Il deflatore del Pil è il principe dei deflatori, quello più celebre e più comune. I suoi sudditi formano una popolazione molto numerosa: sono tanti quante sono le voci e le sottovoci in cui il Pil può essere scomposto. Il deflatore infatti può essere calcolato in relazione a qualunque oggetto, purché questo abbia un prezzo in almeno due periodi differenti: per il singolo bene, esso coincide con il rapporto fra i due prezzi.
La sua funzione è di dare una misura dell’inflazione intercorsa nel settore e nel periodo al quale i prezzi si riferiscono. Più complesso è il calcolo del deflatore per un aggregato di beni: in tal caso al numeratore della frazione bisogna porre il suo valore calcolato a prezzi orrenti, detto anche valore nominale, e al denominatore il valore che si otterrebbe se i prezzi fossero rimasti quelli dell’anno scelto a riferimento, detto anno base. Gli economisti chiamano questo valore reale e dicono che è calcolato a prezzi costanti.
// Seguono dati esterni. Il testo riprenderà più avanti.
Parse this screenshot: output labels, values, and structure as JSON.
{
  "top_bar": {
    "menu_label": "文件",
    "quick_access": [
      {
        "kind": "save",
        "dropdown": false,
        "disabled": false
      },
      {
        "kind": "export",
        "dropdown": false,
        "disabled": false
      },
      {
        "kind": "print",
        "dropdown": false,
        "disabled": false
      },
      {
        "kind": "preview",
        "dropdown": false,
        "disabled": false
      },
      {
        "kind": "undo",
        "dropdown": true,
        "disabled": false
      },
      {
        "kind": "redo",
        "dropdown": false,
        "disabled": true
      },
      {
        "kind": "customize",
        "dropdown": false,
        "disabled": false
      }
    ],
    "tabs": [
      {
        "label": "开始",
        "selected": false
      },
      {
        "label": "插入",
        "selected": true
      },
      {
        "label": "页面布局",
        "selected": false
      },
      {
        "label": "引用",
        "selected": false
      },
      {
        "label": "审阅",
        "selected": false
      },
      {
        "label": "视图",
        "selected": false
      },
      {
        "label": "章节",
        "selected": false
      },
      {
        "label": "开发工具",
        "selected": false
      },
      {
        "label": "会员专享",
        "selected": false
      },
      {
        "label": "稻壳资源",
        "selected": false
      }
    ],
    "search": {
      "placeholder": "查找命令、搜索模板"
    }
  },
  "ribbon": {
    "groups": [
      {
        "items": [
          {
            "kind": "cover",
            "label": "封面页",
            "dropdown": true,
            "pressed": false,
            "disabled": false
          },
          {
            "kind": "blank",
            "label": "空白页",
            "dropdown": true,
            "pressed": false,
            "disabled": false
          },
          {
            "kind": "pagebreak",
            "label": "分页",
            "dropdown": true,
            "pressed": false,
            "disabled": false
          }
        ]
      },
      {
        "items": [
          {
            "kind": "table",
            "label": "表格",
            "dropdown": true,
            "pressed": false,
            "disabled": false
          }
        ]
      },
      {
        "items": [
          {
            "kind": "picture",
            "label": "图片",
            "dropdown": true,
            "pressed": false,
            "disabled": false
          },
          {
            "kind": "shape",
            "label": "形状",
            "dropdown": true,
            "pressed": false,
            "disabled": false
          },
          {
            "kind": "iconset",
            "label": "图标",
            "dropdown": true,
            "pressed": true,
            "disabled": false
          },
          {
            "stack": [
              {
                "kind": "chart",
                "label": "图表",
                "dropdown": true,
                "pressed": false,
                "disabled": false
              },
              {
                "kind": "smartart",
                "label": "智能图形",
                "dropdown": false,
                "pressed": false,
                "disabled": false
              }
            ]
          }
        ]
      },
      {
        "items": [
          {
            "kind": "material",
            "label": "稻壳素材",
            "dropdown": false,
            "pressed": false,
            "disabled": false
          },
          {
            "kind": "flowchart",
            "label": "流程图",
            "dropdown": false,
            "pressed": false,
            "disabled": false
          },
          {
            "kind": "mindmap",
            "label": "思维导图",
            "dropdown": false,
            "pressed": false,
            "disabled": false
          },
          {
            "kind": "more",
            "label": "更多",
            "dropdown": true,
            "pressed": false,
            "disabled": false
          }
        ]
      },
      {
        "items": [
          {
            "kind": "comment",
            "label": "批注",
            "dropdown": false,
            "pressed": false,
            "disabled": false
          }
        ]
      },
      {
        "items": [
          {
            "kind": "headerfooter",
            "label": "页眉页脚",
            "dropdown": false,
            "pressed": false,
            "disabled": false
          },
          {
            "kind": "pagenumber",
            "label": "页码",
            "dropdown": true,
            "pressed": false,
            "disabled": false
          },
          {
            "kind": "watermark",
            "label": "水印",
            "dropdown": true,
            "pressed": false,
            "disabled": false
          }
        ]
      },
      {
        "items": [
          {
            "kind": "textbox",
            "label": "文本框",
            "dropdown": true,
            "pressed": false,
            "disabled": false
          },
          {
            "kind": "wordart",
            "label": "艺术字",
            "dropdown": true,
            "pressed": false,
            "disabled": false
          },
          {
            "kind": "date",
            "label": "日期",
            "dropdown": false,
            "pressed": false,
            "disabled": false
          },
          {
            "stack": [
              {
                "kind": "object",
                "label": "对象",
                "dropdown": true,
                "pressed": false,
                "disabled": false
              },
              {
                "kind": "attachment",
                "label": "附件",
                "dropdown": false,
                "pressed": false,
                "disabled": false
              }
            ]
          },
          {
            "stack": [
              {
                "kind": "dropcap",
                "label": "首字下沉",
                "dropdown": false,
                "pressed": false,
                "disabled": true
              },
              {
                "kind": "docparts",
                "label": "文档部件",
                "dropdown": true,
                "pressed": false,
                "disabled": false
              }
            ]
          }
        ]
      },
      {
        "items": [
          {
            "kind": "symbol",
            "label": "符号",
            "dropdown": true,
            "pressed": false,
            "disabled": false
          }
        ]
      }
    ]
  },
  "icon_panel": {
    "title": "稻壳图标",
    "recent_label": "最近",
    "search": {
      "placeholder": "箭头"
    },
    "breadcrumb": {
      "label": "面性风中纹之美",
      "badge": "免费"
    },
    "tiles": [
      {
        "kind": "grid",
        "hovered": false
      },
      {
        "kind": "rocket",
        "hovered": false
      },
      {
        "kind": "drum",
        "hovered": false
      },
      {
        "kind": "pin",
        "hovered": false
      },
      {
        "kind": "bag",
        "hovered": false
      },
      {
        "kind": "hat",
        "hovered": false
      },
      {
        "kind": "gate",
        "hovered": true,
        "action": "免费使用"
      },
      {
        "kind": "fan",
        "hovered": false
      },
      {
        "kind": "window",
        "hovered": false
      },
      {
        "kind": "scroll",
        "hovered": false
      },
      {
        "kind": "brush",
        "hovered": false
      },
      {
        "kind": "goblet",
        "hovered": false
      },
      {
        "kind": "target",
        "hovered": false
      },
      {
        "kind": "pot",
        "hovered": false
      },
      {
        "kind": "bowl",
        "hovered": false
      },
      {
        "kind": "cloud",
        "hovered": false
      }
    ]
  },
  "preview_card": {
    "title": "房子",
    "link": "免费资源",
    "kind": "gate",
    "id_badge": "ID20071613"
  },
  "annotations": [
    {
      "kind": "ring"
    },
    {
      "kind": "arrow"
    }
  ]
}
Il deflatore del Pil, allora, altro non è che il rapporto fra l’intera produzione interna annua valutata a prezzi correnti e la stessa calcolata a prezzi costanti (per l’Italia, attualmente, quelli prevalenti nel 1995). Per esempio, nel 2003 il Pil nominale è stato pari a 1.300 miliardi di euro correnti, mentre quello reale è stato stimato in 1.040 miliardi di eurolire 1995. Ciò significa che il deflatore fra i due anni considerati è pari a circa 1,25 e quindi che i prezzi nel periodo sono aumentati complessivamente di quasi il 25 per cento. Il deflatore del Pil, oltre che per stimare l’inflazione fra un anno determinato e l’anno base, può essere anche utilizzato per calcolare la crescita dei prezzi tra due anni qualsiasi. A tal fine è però necessario che il deflatore sia calcolato, per entrambi gli anni presi in considerazione, in relazione a un identico anno base. La differenza percentuale fra i due deflatori darà la misura dell’inflazione intercorsa nel periodo.
Per esempio, nel 2001 il deflatore del Pil calcolato prendendo come anno base il 1995 è stato pari a 1,18; nel 2002, con lo stesso anno base, è stato pari invece a 1,216. La differenza fra i due, pari a 0,036, rappresenta circa il 3% di 1,18. In termini percentuali, essa rappresenta pure il tasso di inflazione nei due anni calcolato con il deflatore del Pil. Esso dunque costituisce uno dei metodi utilizzati per determinare la variazione dei prezzi. Due sono le sue peculiarità: misura soltanto l’inflazione interna, non tenendo conto di quella indotta dalle importazioni, visto che il commercio con l’estero non rientra nel Pil; e in virtù della gigantesca grandezza del paniere su cui è costruito – l’intera produzione annua di un Paese, il Pil appunto – esso costituisce il più generale degli indici di inflazione.